Kubernetes Scheduler是Kubernetes Master的一个组件,通常与API Server和Controller Manager组件部署在一个节点,共同组成Master的三剑客。

一句话概括Scheduler的功能:将PodSpec.NodeName为空的Pods逐个地,经过预选(Predicates)和优选(Priorities)两个步骤,挑选最合适的Node作为该Pod的Destination。

展开这两个步骤,就是Scheduler的算法描述:

  • 预选:根据配置的Predicates Policies(默认为DefaultProvider中定义的default predicates policies集合)过滤掉那些不满足这些Policies的的Nodes,剩下的Nodes就作为优选的输入。
  • 优选:根据配置的Priorities Policies(默认为DefaultProvider中定义的default priorities policies集合)给预选后的Nodes进行打分排名,得分最高的Node即作为最适合的Node,该Pod就Bind到这个Node。

    如果经过优选将Nodes打分排名后,有多个Nodes并列得分最高,那么scheduler将随机从中选择一个Node作为目标Node。

因此整个schedule过程,算法本身的逻辑是非常简单的,关键在这些Policies的逻辑,下面我们就来看看Kubernetes的Predicates and Priorities Policies。

Predicates and Priorities Policies

Predicates Policies

Predicates Policies就是提供给Scheduler用来过滤出满足所定义条件的Nodes,并发的(最多16个goroutine)对每个Node启动所有Predicates Policies的遍历Filter,看其是否都满足配置的Predicates Policies,若有一个Policy不满足,则直接被淘汰。

注意:这里的并发goroutine number为All Nodes number,但最多不能超过16个,由一个queue控制。

Kubernetes提供了以下Predicates Policies的定义,你可以在kube-scheduler启动参数中添加--policy-config-file来指定要运用的Policies集合,比如:

{
"kind" : "Policy",
"apiVersion" : "v1",
"predicates" : [
    {"name" : "PodFitsPorts"},
    {"name" : "PodFitsResources"},
    {"name" : "NoDiskConflict"},
    {"name" : "NoVolumeZoneConflict"},
    {"name" : "MatchNodeSelector"},
    {"name" : "HostName"}
    ],
"priorities" : [
    ...
    ]
}
  1. NoDiskConflict: Evaluate if a pod can fit due to the volumes it requests, and those that are already mounted. Currently supported volumes are: AWS EBS, GCE PD, ISCSI and Ceph RBD. Only Persistent Volume Claims for those supported types are checked. Persistent Volumes added directly to pods are not evaluated and are not constrained by this policy.

  2. NoVolumeZoneConflict: Evaluate if the volumes a pod requests are available on the node, given the Zone restrictions.

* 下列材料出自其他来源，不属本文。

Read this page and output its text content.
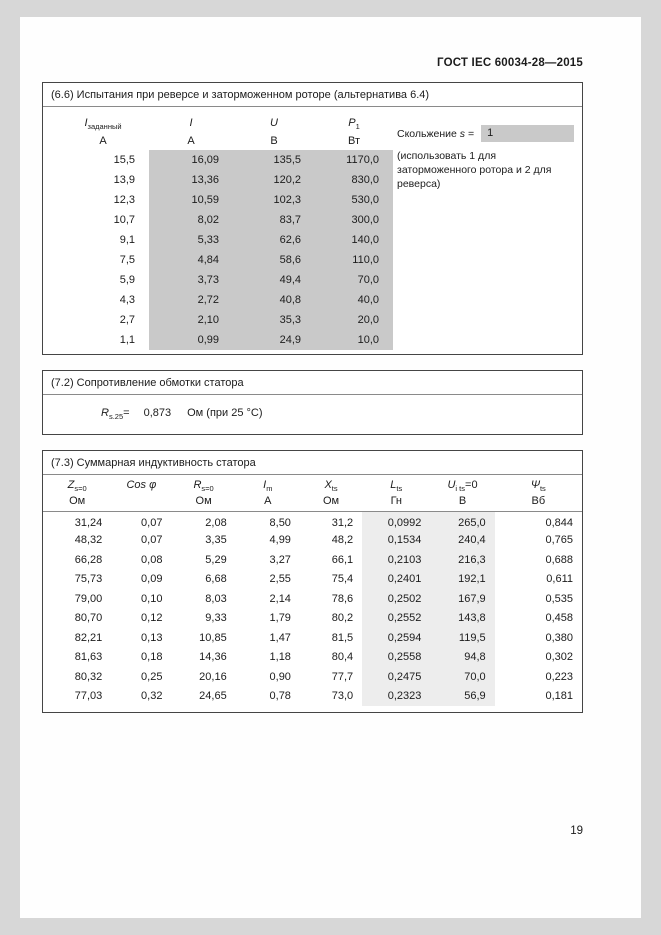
ГОСТ IEC 60034-28—2015
(6.6) Испытания при реверсе и заторможенном роторе (альтернатива 6.4)
$I_{заданный}$	I	U	$P_1$
А	А	В	Вт
15,5	16,09	135,5	1170,0
13,9	13,36	120,2	830,0
12,3	10,59	102,3	530,0
10,7	8,02	83,7	300,0
9,1	5,33	62,6	140,0
7,5	4,84	58,6	110,0
5,9	3,73	49,4	70,0
4,3	2,72	40,8	40,0
2,7	2,10	35,3	20,0
1,1	0,99	24,9	10,0
Скольжение s =	1
(использовать 1 для заторможенного ротора и 2 для реверса)
(7.2) Сопротивление обмотки статора
$R_{s.25}= 0,873$ Ом (при 25 °C)
(7.3) Суммарная индуктивность статора
$Z_{s=0}$	Cos φ	$R_{s=0}$	$I_m$	$X_{ts}$	$L_{ts}$	$U_{i ts}=0$	$\Psi_{ts}$
Ом		Ом	А	Ом	Гн	В	Вб
31,24	0,07	2,08	8,50	31,2	0,0992	265,0	0,844
48,32	0,07	3,35	4,99	48,2	0,1534	240,4	0,765
66,28	0,08	5,29	3,27	66,1	0,2103	216,3	0,688
75,73	0,09	6,68	2,55	75,4	0,2401	192,1	0,611
79,00	0,10	8,03	2,14	78,6	0,2502	167,9	0,535
80,70	0,12	9,33	1,79	80,2	0,2552	143,8	0,458
82,21	0,13	10,85	1,47	81,5	0,2594	119,5	0,380
81,63	0,18	14,36	1,18	80,4	0,2558	94,8	0,302
80,32	0,25	20,16	0,90	77,7	0,2475	70,0	0,223
77,03	0,32	24,65	0,78	73,0	0,2323	56,9	0,181
19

  3. PodFitsResources: Check if the free resource (CPU and Memory) meets the requirement of the Pod. The free resource is measured by the capacity minus the sum of requests of all Pods on the node. To learn more about the resource QoS in Kubernetes, please check QoS proposal.

  4. PodFitsHostPorts: Check if any HostPort required by the Pod is already occupied on the node.

  5. HostName: Filter out all nodes except the one specified in the PodSpec’s NodeName field.

  6. MatchNodeSelector: Check if the labels of the node match the labels specified in the Pod’s nodeSelector field and, as of Kubernetes v1.2, also match the scheduler.alpha.kubernetes.io/affinity pod annotation if present. See here for more details on both.

  7. MaxEBSVolumeCount: Ensure that the number of attached ElasticBlockStore volumes does not exceed a maximum value (by default, 39, since Amazon recommends a maximum of 40 with one of those 40 reserved for the root volume – see Amazon’s documentation). The maximum value can be controlled by setting the KUBE_MAX_PD_VOLS environment variable.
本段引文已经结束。